When compared to historical data, there was no effect (<6%) on tipranavir Cmax, but AUC and Cmin decreased by 26% and 39%, respectively. Ritonavir Cmin was similar to historical data, but AUC decreased by 35% and Cmax decreased by 40-50%. The mechanism by which buprenorphine/naloxone affects tipranavir and ritonavir is unclear.

Caution should be used if coadministered as tipranavir may be less effective due to decreased concentrations.

Ref: Bruce R, et al. Pharmacokinetic interactions between buprenorphine/naloxone and tipranavir/ritonavir in HIV-negative subjects chronically receiving buprenorphine/naloxone. 48th ICAAC, 25-28 October 2008. Washington. Abstract A-967a.

Dose reduction and monitoring needed when rifabutin levels given with darunavir/r

Coadministration of darunavir/ritonavir (600/100 mg twice daily) and rifabutin (300 mg once daily alone or 150 mg every other day when coadministered) was studied in HIV- subjects. Rifabutin AUC was comparable when given at the standard dose alone or at the reduced dose in combination. The AUC of 25-O-desacetyl rifabutin increased by 881% when coadministered with darunavir/ritonavir. Coadministration increased the AUC of darunavir by 57% and increased ritonavir AUC by 66%.

A dose reduction of rifabutin by 75% (i.e., 150 mg every other day) and increased monitoring for rifabutin-related adverse events is warranted when coadministered with darunavir/ritonavir.

Ref: Sekar VJ, et al. Pharmacokinetic interaction between darunavir in combination with low-dose ritonavir and rifabutin. 48th ICAAC, 25-28 October 2008. Washington. Abstract H-4053.

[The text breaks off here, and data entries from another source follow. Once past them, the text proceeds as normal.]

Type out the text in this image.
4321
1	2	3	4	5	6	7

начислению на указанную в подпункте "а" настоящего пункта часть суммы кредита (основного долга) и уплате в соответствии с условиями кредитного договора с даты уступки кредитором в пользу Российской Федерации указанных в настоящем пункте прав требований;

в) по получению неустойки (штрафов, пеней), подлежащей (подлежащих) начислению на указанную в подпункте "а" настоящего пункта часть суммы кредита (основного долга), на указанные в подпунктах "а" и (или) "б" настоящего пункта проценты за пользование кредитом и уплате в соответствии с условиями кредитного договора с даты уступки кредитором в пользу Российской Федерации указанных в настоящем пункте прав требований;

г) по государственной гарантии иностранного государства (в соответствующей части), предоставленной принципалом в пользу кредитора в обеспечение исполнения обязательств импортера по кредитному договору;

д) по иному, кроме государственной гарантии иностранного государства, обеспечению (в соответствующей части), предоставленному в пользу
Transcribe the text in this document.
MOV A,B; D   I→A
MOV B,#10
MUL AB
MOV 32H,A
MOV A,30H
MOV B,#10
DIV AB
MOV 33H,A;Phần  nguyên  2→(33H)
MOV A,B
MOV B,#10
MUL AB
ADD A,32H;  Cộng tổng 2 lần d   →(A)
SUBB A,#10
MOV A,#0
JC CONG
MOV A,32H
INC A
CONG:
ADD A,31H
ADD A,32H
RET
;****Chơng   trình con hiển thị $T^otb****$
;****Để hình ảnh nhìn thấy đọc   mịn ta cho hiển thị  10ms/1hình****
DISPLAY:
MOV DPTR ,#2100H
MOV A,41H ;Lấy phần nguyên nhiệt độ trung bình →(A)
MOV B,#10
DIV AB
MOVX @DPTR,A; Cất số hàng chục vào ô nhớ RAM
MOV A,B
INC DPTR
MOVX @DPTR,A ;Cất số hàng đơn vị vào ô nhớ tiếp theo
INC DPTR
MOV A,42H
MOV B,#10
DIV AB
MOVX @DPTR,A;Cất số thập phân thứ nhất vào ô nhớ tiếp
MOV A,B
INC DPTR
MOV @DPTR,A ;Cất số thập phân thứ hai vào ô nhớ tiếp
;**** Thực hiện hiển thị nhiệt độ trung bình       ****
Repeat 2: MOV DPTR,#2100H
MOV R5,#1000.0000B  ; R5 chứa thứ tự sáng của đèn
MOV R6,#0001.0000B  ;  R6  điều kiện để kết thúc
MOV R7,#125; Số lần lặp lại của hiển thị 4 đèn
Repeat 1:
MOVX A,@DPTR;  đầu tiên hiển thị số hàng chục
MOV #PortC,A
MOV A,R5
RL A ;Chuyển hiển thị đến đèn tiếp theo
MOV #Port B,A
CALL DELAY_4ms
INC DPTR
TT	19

Maraviroc reduces raltegravir levels but no dose adjustment needed

The pharmacokinetics of raltegravir (400 mg twice daily) and maraviroc (300 mg twice daily) was assessed in 17 HIV- subjects. Coadministration decreased maraviroc AUC, Cmax and Cmin by 14%, 21% and 10%, respectively. Raltegravir AUC, Cmax and Cmin were decreased by 37%, 33% and 28%, respectively. In all subjects the maraviroc average concentration (AUC/12) was greater than 100 ng/ml, the apparent threshold for increased risk of virologic failure.

The 28% decrease in raltegravir Cmin was not considered clinically relevant (only decreases above 60% are considered clinically relevant) and so no dose adjustments are recommended.

Reference:

Andrews E, et al. A pharmacokinetic study to evaluate an interaction between maraviroc and raltegravir in healthy adults. 48th ICAAC, 25-28 October 2008. Washington. Abstract H-4055.